In my own little niche, I'm sensitive to that stuff, though. If I had ever been able to devise a computer program I dreamed up -- one that would store all my old articles and, when I fed it the product name of the latest assignment and answered a few simple yes/no questions, it would spit out completed text in my "style" -- it would probably do a better job than I'm doing these days.
I could deal with it, I think, if I actually felt my efforts were leading to some worthwhile, even rewarding, purpose, a little personal (and shared) happiness in this unhappy world. In times past, I have found such a feeling to be a welcome tonic to restore my flagging energy.
Bah. I have to put out 4500 words of clean, interesting copy this week. But my mind wanders; I think about other things, as they are and as I'd like them to be. I feel like sleeping, walking, doing things that involve no mental effort at all.
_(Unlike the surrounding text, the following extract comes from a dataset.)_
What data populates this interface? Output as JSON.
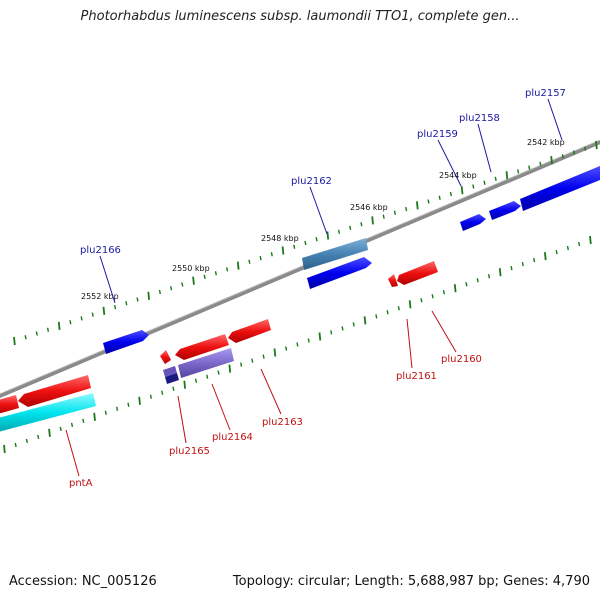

It's true that the root of all this ennui and lack of motivation is likely to be right inside my head. If I ask 20 people about it, I'm sure 19 will say that's so.
But I'm not entirely sure the Universe hasn't singled me out for exceptionally rough handling. That seems to be happening to people who are much nicer, much more deserving of good things, than me.
So the paranoia remains.
And I don't like it.
1 day ago
5 comments:
You are deserving of good things. I know when you're in the middle of crap its hard to get clean. Don't you love my analogies? LOL.
Seriously, change your outlook or your glasses and maybe things won't seem so dark and blurry.
*hugs*
Int -- I cleaned my glasses and changed the lightbulb in my office lamp. No improvement.
Beats being driven from the village to wander and starve in Africa, while some other ethnic group seeks to kill you. But it could be the malevolent universe suits the torture to the individual. Just to make it more frustrating.
Somewhere down the line there are a million random factors that come together to make for the present result. It started when someone got lost a few hundred years ago.
Naaah, harpo'fly, I think it all began when the first simple single-cell organisms began to divide into two sexes....
It's tough when you are in that mindset. I don't know what to tell you either. I hope that you can look at the lighter side to ease your pain. You deserve happiness.